Nor do we agree with appellant that the Board's action was arbitrary and capricious. An administrative action may be regarded as arbitrary and capricious where it is not supportable on any rational basis. Olsten Health Servs., Inc. v. Arkansas Health Servs.Comm'n, 69 Ark. App. 313, 12 S.W.3d 656 (2000). To have an administrative action set aside on this basis, the party challenging the action must prove that it was a willful and unreasoned action, without consideration, and with disregard of the facts and circumstances of the case. Id.
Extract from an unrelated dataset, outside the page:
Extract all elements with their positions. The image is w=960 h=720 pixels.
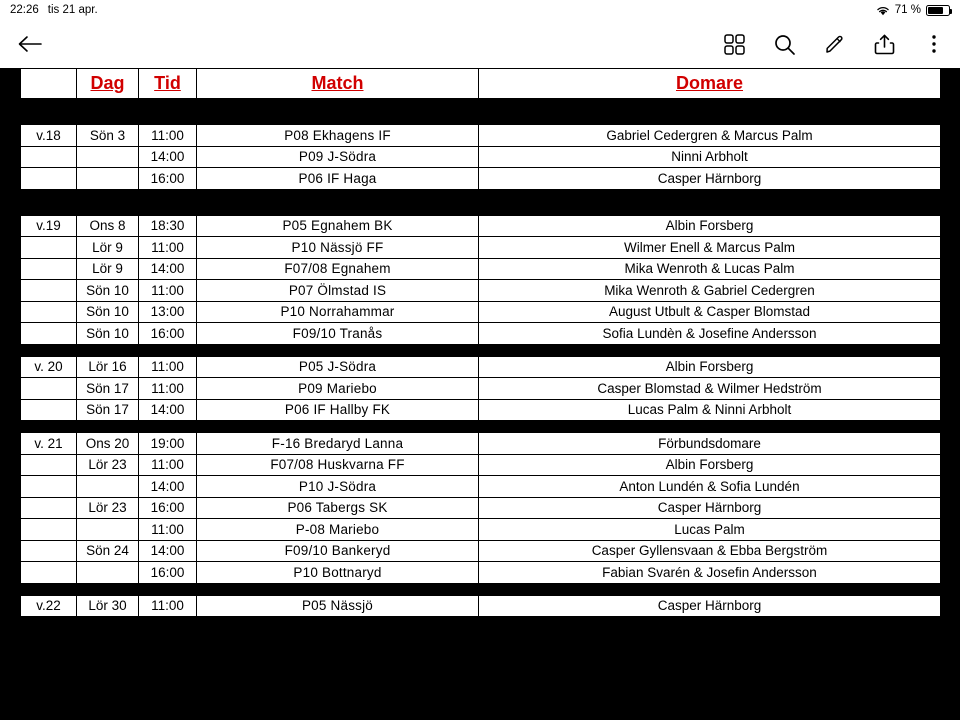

As previously pointed out, it is undisputed that appellant committed the violation with which he was charged and was sanctioned in a manner permitted by Arkansas law and administrative regulations. Thus, the Board's action was not unreasonable or in disregard of the facts and circumstances of the case. Appellant argues, however, that the Board improperly questioned him regarding the customer complaints that had been lodged against him; that the Board "did not like" the complaints; and that the Board consequently imposed a harsh sentence on him. It is true that, during the hearing, certain Board members inquired into the manner in which appellant made his tows and commented thereon. However, there is no evidence beyond speculation that the Board considered anything other than appellant's unlicensed status in imposing his suspension. The Board's order mentioned nothing about the substance of the consumer complaints and referred only to appellant's lack of licensure as the basis for the suspension. We therefore decline to hold that the Board's decision was arbitrary.2
Bird, J., agrees.
Pittman, C.J., concurs.
1 Because the excessive-fines provisions of both constitutions are virtually identical, we consider cases construing the United States Constitution's Eighth Amendment to be persuasive in construing Ark. Const. art. 2, § 9. See Delta Sch. of Commerce, Inc. v. Harris, 310 Ark. 611, 839 S.W.2d 203 (1992).
2 Appellant also asks us to remand the case to the Board with directions to "weigh the factors necessary to determine if the punishment is excessive." It is an appellant's burden to develop his case at the administrative level. See generally Teston v. Arkansas State Bd. of Chiropractic Exam'rs, ___ Ark. ___, ___ S.W.3d ___ (Apr. 7, 2005); Arkansas Health Servs. Agency v. Desiderata, Inc., 331 Ark. 144, 958 S.W.2d 7 (1998). Because the agency in this instance made adequate findings on all matters presented to it, we see no need for, nor are we presented with any authority for, requiring this court to remand for development of additional issues.